The valley that lay beyond the second ridge was entirely different from the faded fields behind the two travellers. In the warm twilight, they saw a checkerboard of green and gold, full fields of wheat interspersed with meadows heavily stocked with fat cattle. A broad river wound through from the east, spilling its banks in several places into fecund wetlands that were rich with waterfowl. Several small hillocks in the valley were covered in apple trees, dark foliage heavily flecked with the bright green of vast quantities of emerald fruit. There were citrus groves too, stone-walled clumps of smaller trees laden with lemons or limes, and only a hundred yards away, a group of six trees bearing the rare and exquisite blue-skinned fruit known as serqa which was normally only found in drier climes.
“A most pleasant vista,” said Hereward. A small smile curled his lip and touched his eyes, the expression of a man who sees something that he likes.
Shûme itself was a mile away, built on a rise in the ground in the northwestern corner of the valley, where the river spread into a broad lake that lapped the city’s western walls. From the number of deep-laden boats that were even now rowing home to the jetties that thronged the shore, the lake was as well stocked with fish as the valley was with livestock and produce.

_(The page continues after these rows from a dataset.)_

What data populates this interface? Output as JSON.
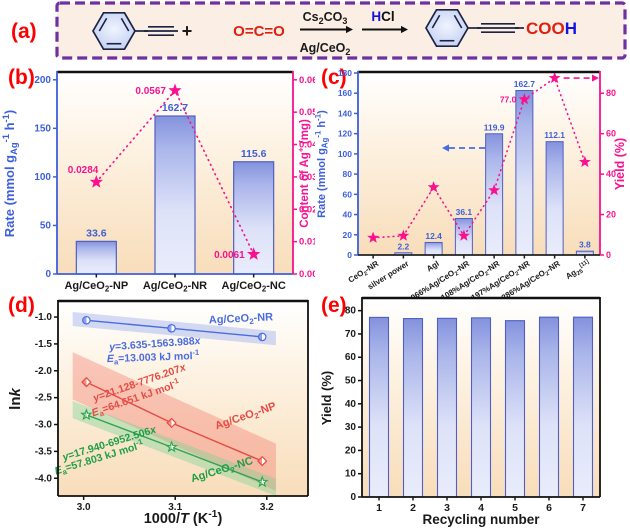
{
  "panels": {
    "a": {
      "label": "(a)"
    },
    "b": {
      "label": "(b)"
    },
    "c": {
      "label": "(c)"
    },
    "d": {
      "label": "(d)"
    },
    "e": {
      "label": "(e)"
    }
  },
  "colors": {
    "blue": "#3D5FDB",
    "pink": "#F8128F",
    "red_label": "#FF0000",
    "black": "#1a1a1a",
    "purple_border": "#7030A0",
    "panel_a_bg": "#FBEEE4",
    "bar_stroke": "#4F5FC4",
    "line_blue": "#4A6CE0",
    "line_red": "#E64C44",
    "line_green": "#2FA44E",
    "green_text": "#1E9E46",
    "hcl_h_blue": "#1515E0",
    "co2_red": "#E02010"
  },
  "reaction": {
    "plus": "+",
    "co2": "O=C=O",
    "arrow1_top": "Cs_{2}CO_{3}",
    "arrow1_bottom": "Ag/CeO_{2}",
    "hcl_h": "H",
    "hcl_cl": "Cl",
    "product_acid": "COO",
    "product_acid_h": "H"
  },
  "chart_data": [
    {
      "id": "b",
      "type": "bar+scatter",
      "categories": [
        "Ag/CeO_{2}-NP",
        "Ag/CeO_{2}-NR",
        "Ag/CeO_{2}-NC"
      ],
      "bars": {
        "values": [
          33.6,
          162.7,
          115.6
        ],
        "labels": [
          "33.6",
          "162.7",
          "115.6"
        ]
      },
      "left_axis": {
        "title": "Rate (mmol g_{Ag}^{-1} h^{-1})",
        "ticks": [
          0,
          50,
          100,
          150,
          200
        ],
        "max": 207
      },
      "right_axis": {
        "title": "Content of Ag^{+} (mg)",
        "tick_labels": [
          "0.00",
          "0.01",
          "0.02",
          "0.03",
          "0.04",
          "0.05",
          "0.06"
        ],
        "tick_values": [
          0,
          0.01,
          0.02,
          0.03,
          0.04,
          0.05,
          0.06
        ],
        "max": 0.0621
      },
      "stars": {
        "values": [
          0.0284,
          0.0567,
          0.0061
        ],
        "labels": [
          "0.0284",
          "0.0567",
          "0.0061"
        ]
      }
    },
    {
      "id": "c",
      "type": "bar+scatter",
      "categories": [
        "CeO_{2}-NR",
        "silver power",
        "AgI",
        "0.066%Ag/CeO_{2}-NR",
        "0.108%Ag/CeO_{2}-NR",
        "0.197%Ag/CeO_{2}-NR",
        "0.286%Ag/CeO_{2}-NR",
        "Ag_{25}^{[11]}"
      ],
      "bars": {
        "values": [
          null,
          2.2,
          12.4,
          36.1,
          119.9,
          162.7,
          112.1,
          3.8
        ],
        "labels": [
          null,
          "2.2",
          "12.4",
          "36.1",
          "119.9",
          "162.7",
          "112.1",
          "3.8"
        ]
      },
      "left_axis": {
        "title": "Rate (mmol g_{Ag}^{-1} h^{-1})",
        "ticks": [
          0,
          20,
          40,
          60,
          80,
          100,
          120,
          140,
          160,
          180
        ],
        "max": 180
      },
      "right_axis": {
        "title": "Yield (%)",
        "tick_labels": [
          "0",
          "20",
          "40",
          "60",
          "80"
        ],
        "tick_values": [
          0,
          20,
          40,
          60,
          80
        ],
        "max": 90
      },
      "stars": {
        "values": [
          8.5,
          9.5,
          33.5,
          9.5,
          32,
          77,
          87.5,
          46
        ],
        "labels": [
          null,
          null,
          null,
          null,
          null,
          "77.0",
          null,
          null
        ]
      }
    },
    {
      "id": "d",
      "type": "line",
      "x_axis": {
        "title": "1000/*T* (K^{-1})",
        "tick_labels": [
          "3.0",
          "3.1",
          "3.2"
        ],
        "tick_values": [
          3.0,
          3.1,
          3.2
        ],
        "min": 2.972,
        "max": 3.245
      },
      "y_axis": {
        "title": "ln*k*",
        "tick_labels": [
          "-1.0",
          "-1.5",
          "-2.0",
          "-2.5",
          "-3.0",
          "-3.5",
          "-4.0"
        ],
        "tick_values": [
          -1.0,
          -1.5,
          -2.0,
          -2.5,
          -3.0,
          -3.5,
          -4.0
        ],
        "min": -4.33,
        "max": -0.72
      },
      "series": [
        {
          "name": "Ag/CeO2-NR",
          "color_key": "line_blue",
          "marker": "circle",
          "band": 0.13,
          "points": [
            [
              3.003,
              -1.06
            ],
            [
              3.096,
              -1.21
            ],
            [
              3.195,
              -1.37
            ]
          ],
          "annotations": [
            {
              "text": "Ag/CeO_{2}-NR",
              "x": 3.172,
              "y": -1.09,
              "rot": -3,
              "fs": 11
            },
            {
              "text": "*y*=3.635-1563.988*x*",
              "x": 3.078,
              "y": -1.56,
              "rot": -4,
              "fs": 10.5
            },
            {
              "text": "*E*_{a}=13.003 kJ mol^{-1}",
              "x": 3.076,
              "y": -1.81,
              "rot": -2,
              "fs": 10.5
            }
          ]
        },
        {
          "name": "Ag/CeO2-NP",
          "color_key": "line_red",
          "marker": "diamond",
          "band": 0.44,
          "points": [
            [
              3.003,
              -2.21
            ],
            [
              3.096,
              -2.97
            ],
            [
              3.195,
              -3.68
            ]
          ],
          "annotations": [
            {
              "text": "*y*=21.128-7776.207*x*",
              "x": 3.062,
              "y": -2.28,
              "rot": -19,
              "fs": 10.5
            },
            {
              "text": "*E*_{a}=64.651 kJ mol^{-1}",
              "x": 3.058,
              "y": -2.57,
              "rot": -19,
              "fs": 10.5
            },
            {
              "text": "Ag/CeO_{2}-NP",
              "x": 3.178,
              "y": -2.9,
              "rot": -19,
              "fs": 11
            }
          ]
        },
        {
          "name": "Ag/CeO2-NC",
          "color_key": "line_green",
          "marker": "star",
          "band": 0.16,
          "points": [
            [
              3.003,
              -2.82
            ],
            [
              3.096,
              -3.42
            ],
            [
              3.195,
              -4.07
            ]
          ],
          "annotations": [
            {
              "text": "*y*=17.940-6952.506*x*",
              "x": 3.029,
              "y": -3.41,
              "rot": -17,
              "fs": 10.5
            },
            {
              "text": "*E*_{a}=57.803 kJ mol^{-1}",
              "x": 3.018,
              "y": -3.68,
              "rot": -17,
              "fs": 10.5
            },
            {
              "text": "Ag/CeO_{2}-NC",
              "x": 3.152,
              "y": -3.9,
              "rot": -17,
              "fs": 11
            }
          ]
        }
      ]
    },
    {
      "id": "e",
      "type": "bar",
      "categories": [
        "1",
        "2",
        "3",
        "4",
        "5",
        "6",
        "7"
      ],
      "bars": {
        "values": [
          77.1,
          76.6,
          76.7,
          76.9,
          75.7,
          77.2,
          77.2
        ]
      },
      "left_axis": {
        "title": "Yield (%)",
        "ticks": [
          0,
          10,
          20,
          30,
          40,
          50,
          60,
          70,
          80
        ],
        "max": 85
      },
      "x_axis": {
        "title": "Recycling number"
      }
    }
  ]
}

Most of the city’s buildings were built of an attractively pale yellow stone, with far fewer timber constructions than was usual for a place that Hereward reckoned must hold at least five thousand citizens.
Shûme was also walled in the same pale stone, but of greater interest to Hereward were the more recent earthworks that had been thrown up in front of the old wall. A zigzag line of revetments encircled the city, with respectably large bastions at each end on the lakeshore.